You’re a sharp women to not only get help doing all this but to declutter while you can. It’s something I need to do more of but all my time has been helping out my parents. For a while I was there more than here.


----------



## Marie5656 (Sep 19, 2019)

Keesha said:


> You’re a sharp women to not only get help doing all this but to declutter while you can. It’s something I need to do more of but all my time has been helping out my parents. For a while I was there more than here.
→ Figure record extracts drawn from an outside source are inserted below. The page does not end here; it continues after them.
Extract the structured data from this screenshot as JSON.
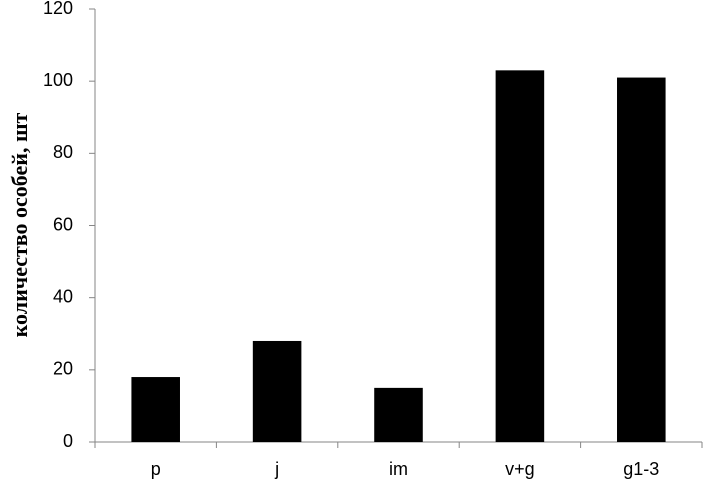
{
  "chart_data": {
    "type": "bar",
    "y_label": "количество особей, шт",
    "categories": [
      "p",
      "j",
      "im",
      "v+g",
      "g1-3"
    ],
    "values": [
      18,
      28,
      15,
      103,
      101
    ],
    "color": "#000000",
    "ylim": [
      0,
      120
    ],
    "yticks": [
      0,
      20,
      40,
      60,
      80,
      100,
      120
    ],
    "grid": false
  }
}
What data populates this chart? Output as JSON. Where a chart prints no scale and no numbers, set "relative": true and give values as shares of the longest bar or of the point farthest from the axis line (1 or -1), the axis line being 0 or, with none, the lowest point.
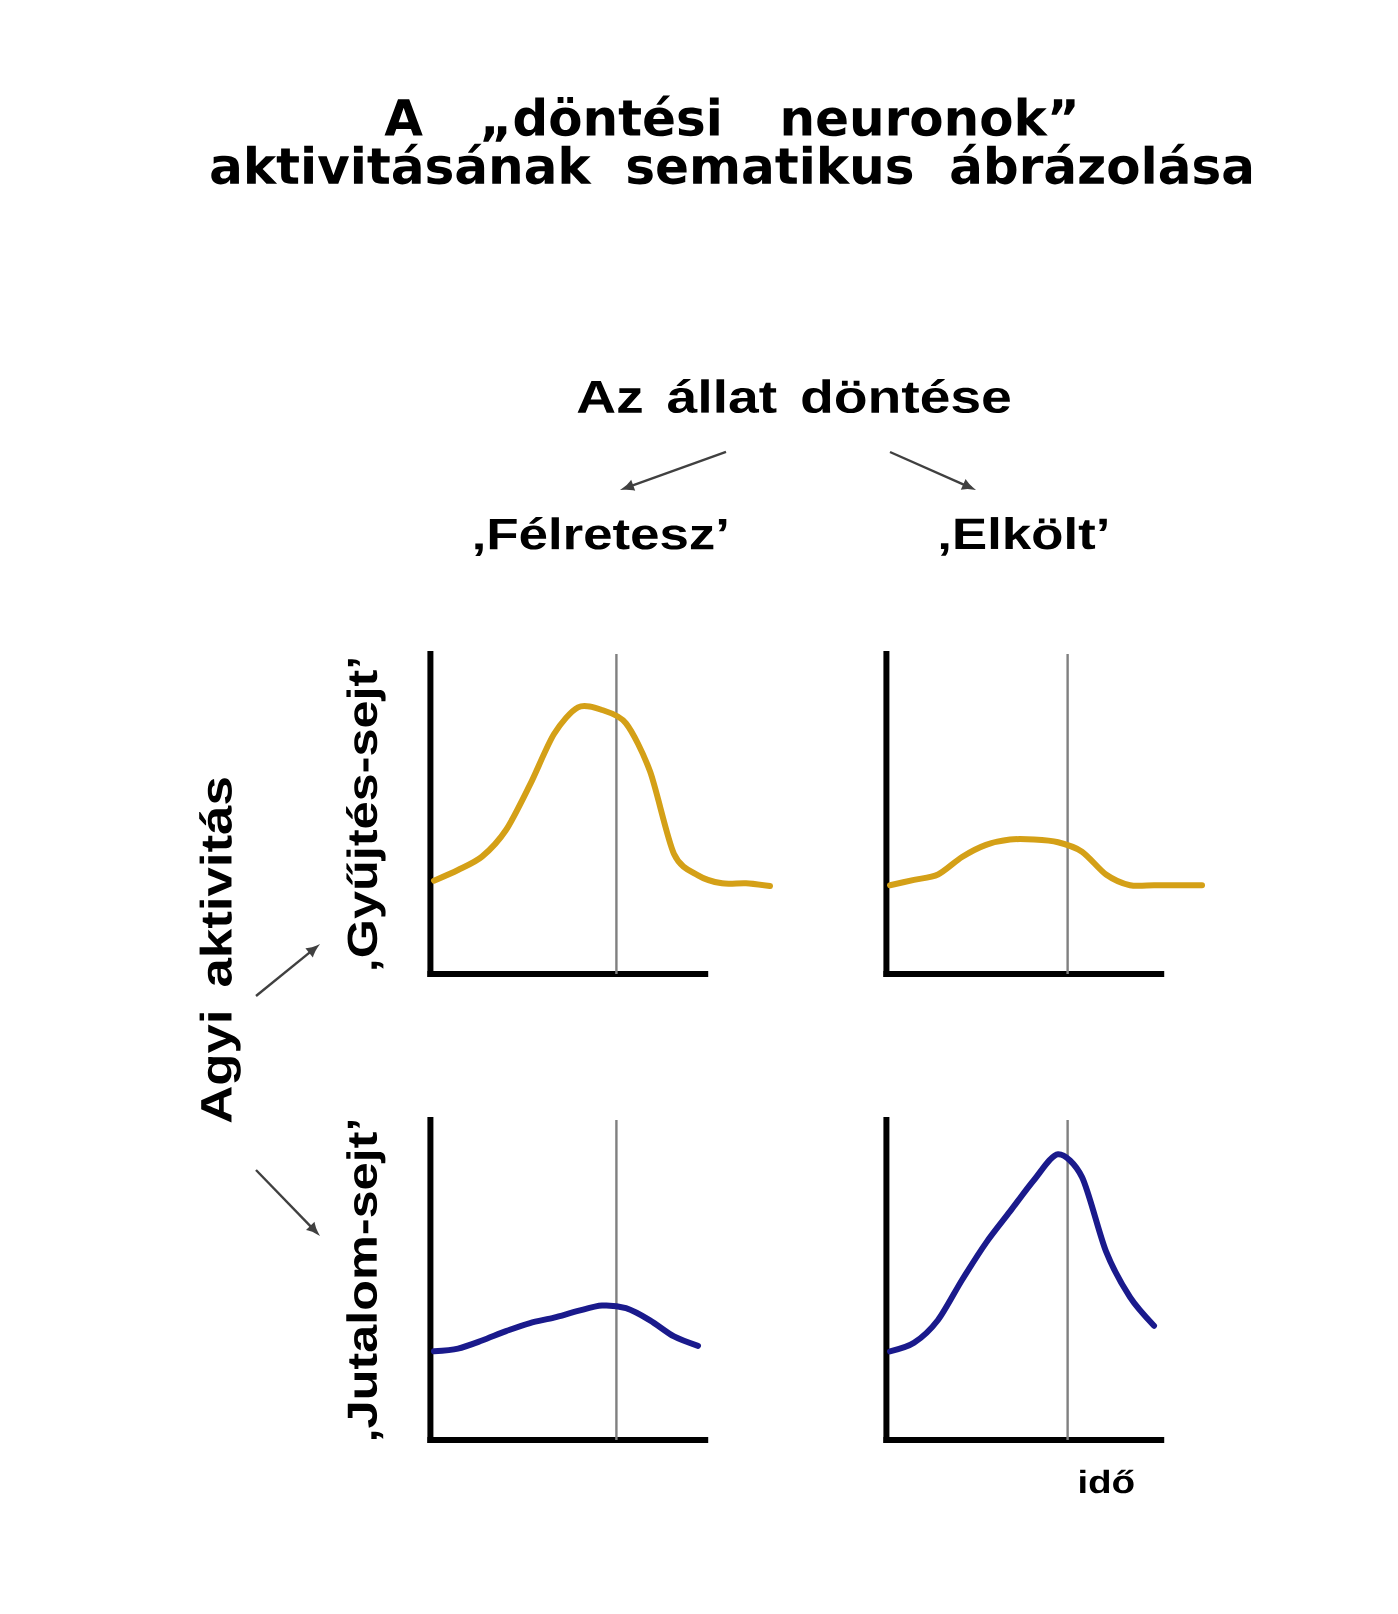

I would really like to get as much of the decluttering done before the snow hits. So I can relax all winter and not stress about all I have not done.


----------



## Keesha (Sep 19, 2019)

Marie5656 said:


> I would really like to get as much of the decluttering done before the snow hits. So I can relax all winter and not stress about all I have not done.


I’m taking notes


----------



## Ruth n Jersey (Sep 19, 2019)

That's great Marie, I like nothing better than to rearrange my furniture and anything else that isn't nailed down.  You are lucky to have someone help you. I love those furniture slides that you can buy now. I put them under the furniture and I can slide things with one hand,even a heavy sofa.


----------



## Marie5656 (Sep 21, 2019)

*Wow, we got a lot done today, in just a couple hours.  Got the old beat up chair moved out of the house, and the one from across the room moved here, what do you thing? (LOL) Took out the AC from the window, and moved a shelf unit to another room.  Just have to organize a couple things and vacumn and I will be set.
One glitch, the lamp I bought was defective. My friend helped me put assemble it.  I went to plug it in, and it popped a breaker. He looked it over, and he thinks the cord has a break in it or something.  He thinks he can fix it the next time he is over.  So, I am down to just my table lamp again.
The room seems so airy now, I cannot wait to put the finishing touches on it.*


----------



## Rosemarie (Sep 24, 2019)

I'm always re-arranging the furniture. Apart from the new look, it gives me a chance to clean properly behind and under things.


----------



## Linda (Sep 24, 2019)

Its a good feeling to clear some of the things out.  We did that to our bedroom a few months ago when we took out the carpet and put some fake wood flooring down.  I swear I can sleep better in there now with so much of the clutter gone.

You are lucky to have a friend come and help you like that Marie.  What a blessing.


----------



## GeorgiaXplant (Sep 28, 2019)

Now that you've done the re-arranging...how many times have you walked into the furniture, forgetting that you moved it? LOL


----------



## Marie5656 (Oct 13, 2019)

*I am now in process of disassembling Rick's "Man cave". Basically the stuff surrounding his chair in the living room.  He had a small TV (which I am keeping because it has a DVD drive) plus a separate DVD recorder and a VCR. And about a dozen cords, looking like a can of snakes.  Took me a half hour just to separate everything.
I am exhausted, and uttered some not so nice words.  He just had so much stuff that I have no use for, and is so out dated it is beyond resale or donation.  So, out to the trash.*


----------



## Autumn72 (Feb 24, 2022)

Decluttering for four years a tiny studio I lived in for 8 yrs. Now seems for too long some stuff of my late daughter's sent to me by another estranged daughter who took revenge on me..so sits the last of these boxes bins


----------